After the chaos, Mr. de Grood took off down the street on foot. His friend, Mr. McCabe, caught up with him. They struggled. Mr. McCabe grabbed the knife used in the stabbings, before Matthew produced another blade, warned him to stay away and fled again.

Police hunted him down in the neighbourhood and he was bitten by a police dog, but did not appear to react to the severe bite. He tried to punch an officer, missed and then was apprehended at gunpoint. Police found a small package of garlic in the suspect's sock. Mr. de Grood explained he was trying to keep zombies away, and said, "I'm sorry. I had to kill them."

In the ambulance after his arrest, Mr. de Grood's statements were again seemingly random, involving the attack, arrest, his family and nonsensical references to Satan, Darth Vader, Charles Manson and stigmata. Emergency-room doctors noted in the admission certificate that "he was 'psychotic' and had 'no insight into illness,' " the agreed statement of facts reads. The officer who accompanied him told him that he faced five counts of murder. A detective told Mr. de Grood he received a message through a colleague asking the accused to call lawyer Allan Fay. The message, the detective believed, first came from Mr. de Grood's dad.

The accused attended the trial Monday, wearing glasses, a white dress shirt and dark jacket. He often looked at the floor when witnesses quoted his statements from the night of the attacks.

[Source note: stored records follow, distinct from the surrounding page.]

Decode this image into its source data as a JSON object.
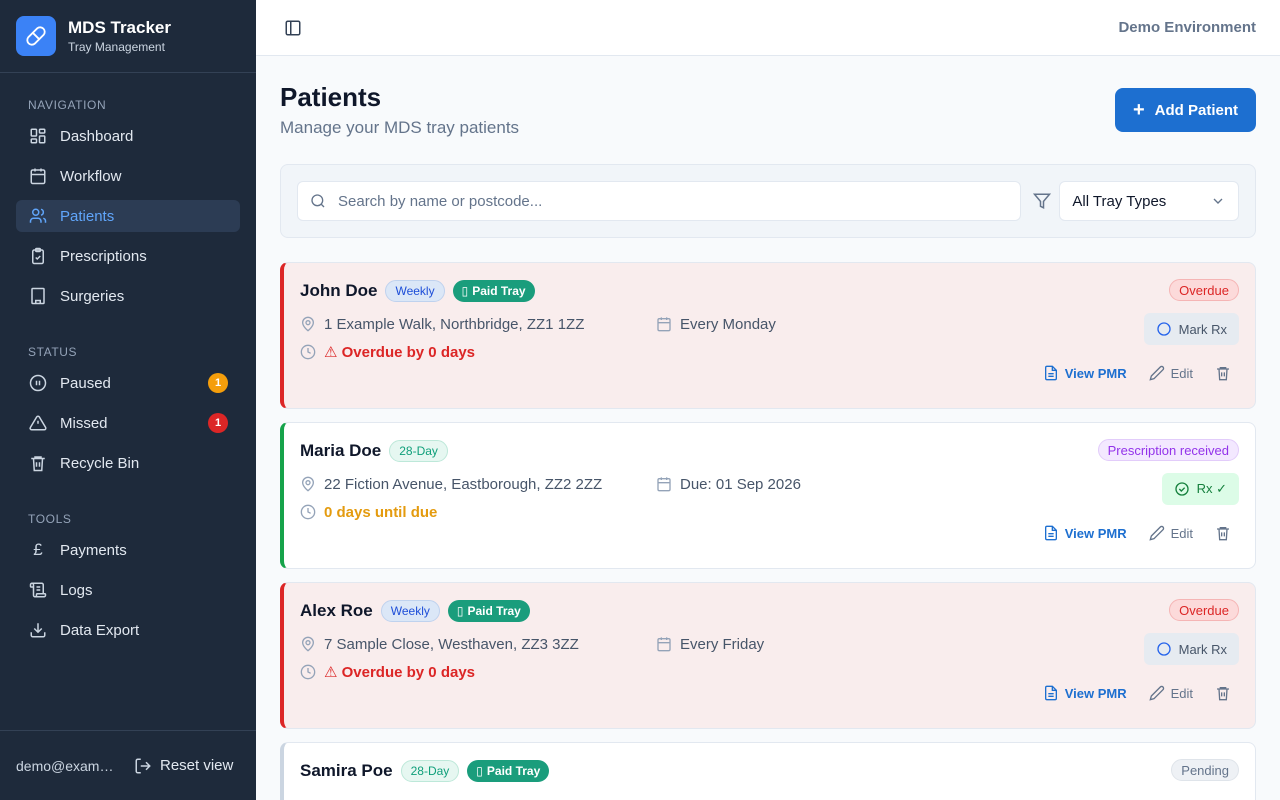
{
  "brand": {
    "title": "MDS Tracker",
    "subtitle": "Tray Management"
  },
  "sidebar": {
    "nav_label": "NAVIGATION",
    "nav": [
      {
        "label": "Dashboard",
        "icon": "dashboard-icon"
      },
      {
        "label": "Workflow",
        "icon": "calendar-icon"
      },
      {
        "label": "Patients",
        "icon": "users-icon",
        "active": true
      },
      {
        "label": "Prescriptions",
        "icon": "clipboard-icon"
      },
      {
        "label": "Surgeries",
        "icon": "building-icon"
      }
    ],
    "status_label": "STATUS",
    "status": [
      {
        "label": "Paused",
        "icon": "pause-icon",
        "count": "1",
        "color": "#f59e0b"
      },
      {
        "label": "Missed",
        "icon": "alert-icon",
        "count": "1",
        "color": "#dc2626"
      },
      {
        "label": "Recycle Bin",
        "icon": "trash-icon"
      }
    ],
    "tools_label": "TOOLS",
    "tools": [
      {
        "label": "Payments",
        "icon": "pound-icon",
        "glyph": "£"
      },
      {
        "label": "Logs",
        "icon": "logs-icon"
      },
      {
        "label": "Data Export",
        "icon": "download-icon"
      }
    ],
    "footer": {
      "email": "demo@example.com",
      "reset_label": "Reset view"
    }
  },
  "topbar": {
    "environment": "Demo Environment"
  },
  "page": {
    "title": "Patients",
    "subtitle": "Manage your MDS tray patients",
    "add_label": "Add Patient"
  },
  "filters": {
    "search_placeholder": "Search by name or postcode...",
    "tray_type": "All Tray Types"
  },
  "patients": [
    {
      "name": "John Doe",
      "frequency": "Weekly",
      "paid": "Paid Tray",
      "status": "Overdue",
      "address": "1 Example Walk, Northbridge, ZZ1 1ZZ",
      "schedule": "Every Monday",
      "due": "⚠ Overdue by 0 days",
      "rx": "Mark Rx"
    },
    {
      "name": "Maria Doe",
      "frequency": "28-Day",
      "status": "Prescription received",
      "address": "22 Fiction Avenue, Eastborough, ZZ2 2ZZ",
      "schedule": "Due: 01 Sep 2026",
      "due": "0 days until due",
      "rx": "Rx ✓"
    },
    {
      "name": "Alex Roe",
      "frequency": "Weekly",
      "paid": "Paid Tray",
      "status": "Overdue",
      "address": "7 Sample Close, Westhaven, ZZ3 3ZZ",
      "schedule": "Every Friday",
      "due": "⚠ Overdue by 0 days",
      "rx": "Mark Rx"
    },
    {
      "name": "Samira Poe",
      "frequency": "28-Day",
      "paid": "Paid Tray",
      "status": "Pending"
    }
  ],
  "card_actions": {
    "pmr": "View PMR",
    "edit": "Edit"
  }
}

Just before the proceedings began on Monday, Gregg Perras, father of Kaiti, read a statement from the victims' families describing their anguish in the wake of the crimes that ended the lives of five young adults on the paths to their chosen careers. "The grieving and memories never end for any of us," Mr. Perras said. "There is no such as thing as a new normal that some people talk about."